Move all terms to one side to facilitate factoring:\[ x^4 - 2x^2 > 0 \]Now, factor the left side:\[ x^2(x^2 - 2) > 0 \]

Set each factor equal to zero to find critical points:1. \( x^2 = 0 \) gives \( x = 0 \)2. \( x^2 - 2 = 0 \) gives \( x = \pm \sqrt{2} \)The critical points are \( x = 0 \), \( x = \sqrt{2} \), and \( x = -\sqrt{2} \).

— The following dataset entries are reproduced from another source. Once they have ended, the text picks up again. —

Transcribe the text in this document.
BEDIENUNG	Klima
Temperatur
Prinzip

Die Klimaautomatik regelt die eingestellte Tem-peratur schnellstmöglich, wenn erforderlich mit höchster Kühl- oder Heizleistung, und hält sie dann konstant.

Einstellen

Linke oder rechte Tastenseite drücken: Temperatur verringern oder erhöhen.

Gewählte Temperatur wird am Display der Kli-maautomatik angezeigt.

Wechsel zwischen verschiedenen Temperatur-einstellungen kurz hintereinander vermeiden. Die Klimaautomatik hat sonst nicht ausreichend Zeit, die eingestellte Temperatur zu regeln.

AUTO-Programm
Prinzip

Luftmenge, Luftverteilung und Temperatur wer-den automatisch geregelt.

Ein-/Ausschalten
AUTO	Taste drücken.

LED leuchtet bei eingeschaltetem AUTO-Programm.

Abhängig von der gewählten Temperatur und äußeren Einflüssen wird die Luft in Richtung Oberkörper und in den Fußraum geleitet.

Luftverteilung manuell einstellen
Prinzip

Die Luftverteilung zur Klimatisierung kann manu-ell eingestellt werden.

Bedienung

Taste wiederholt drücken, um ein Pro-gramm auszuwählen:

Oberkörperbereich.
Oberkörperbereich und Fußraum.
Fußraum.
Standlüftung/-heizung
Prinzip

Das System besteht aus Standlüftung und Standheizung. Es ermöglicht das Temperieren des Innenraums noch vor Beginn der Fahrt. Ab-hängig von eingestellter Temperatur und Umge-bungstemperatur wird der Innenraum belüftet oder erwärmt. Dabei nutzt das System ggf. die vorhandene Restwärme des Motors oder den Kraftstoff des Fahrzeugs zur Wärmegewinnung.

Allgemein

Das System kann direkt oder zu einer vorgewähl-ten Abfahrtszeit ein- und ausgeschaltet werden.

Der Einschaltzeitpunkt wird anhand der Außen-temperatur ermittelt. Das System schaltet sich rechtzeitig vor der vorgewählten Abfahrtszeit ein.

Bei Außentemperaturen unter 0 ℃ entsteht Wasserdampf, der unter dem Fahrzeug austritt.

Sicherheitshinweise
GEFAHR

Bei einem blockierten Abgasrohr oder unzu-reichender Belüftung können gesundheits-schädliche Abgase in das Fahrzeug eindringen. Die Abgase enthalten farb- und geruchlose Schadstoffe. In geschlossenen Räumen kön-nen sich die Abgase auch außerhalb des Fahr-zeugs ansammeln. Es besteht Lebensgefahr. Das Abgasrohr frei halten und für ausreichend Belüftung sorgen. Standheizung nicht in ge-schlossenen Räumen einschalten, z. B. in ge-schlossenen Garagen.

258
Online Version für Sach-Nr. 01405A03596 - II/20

Test intervals determined by critical points: - Interval \(( -\infty, -\sqrt{2})\)- Interval \(( -\sqrt{2}, 0)\)- Interval \(( 0, \sqrt{2})\)- Interval \(( \sqrt{2}, \infty)\)Choose a test point from each interval and substitute into the inequality \( x^2(x^2 - 2) > 0 \):- For \( x = -2 \) (Interval: \( -\infty, -\sqrt{2} \)), \((-2)^2(((-2)^2 - 2) = 4 > 0\)- For \( x = -1 \) (Interval: \( -\sqrt{2}, 0 \)), \((-1)^2(((-1)^2 - 2) = -1 < 0\)- For \( x = 1 \) (Interval: \( 0, \sqrt{2} \)), \((1)^2((1)^2 - 2) = -1 < 0\)- For \( x = 2 \) (Interval: \( \sqrt{2}, \infty \)), \((2)^2((2)^2 - 2) = 4 > 0\)The inequality is satisfied in the intervals \(( -\infty, -\sqrt{2}) \cup (\sqrt{2}, \infty)\).

The solution to the inequality \( 7x^4 > 14x^2 \) is:\[(-\infty, -\sqrt{2}) \cup (\sqrt{2}, \infty)\]where \(x\) does not include \(0\) or \(\pm\sqrt{2}\) since the inequality is strict (> not \geq).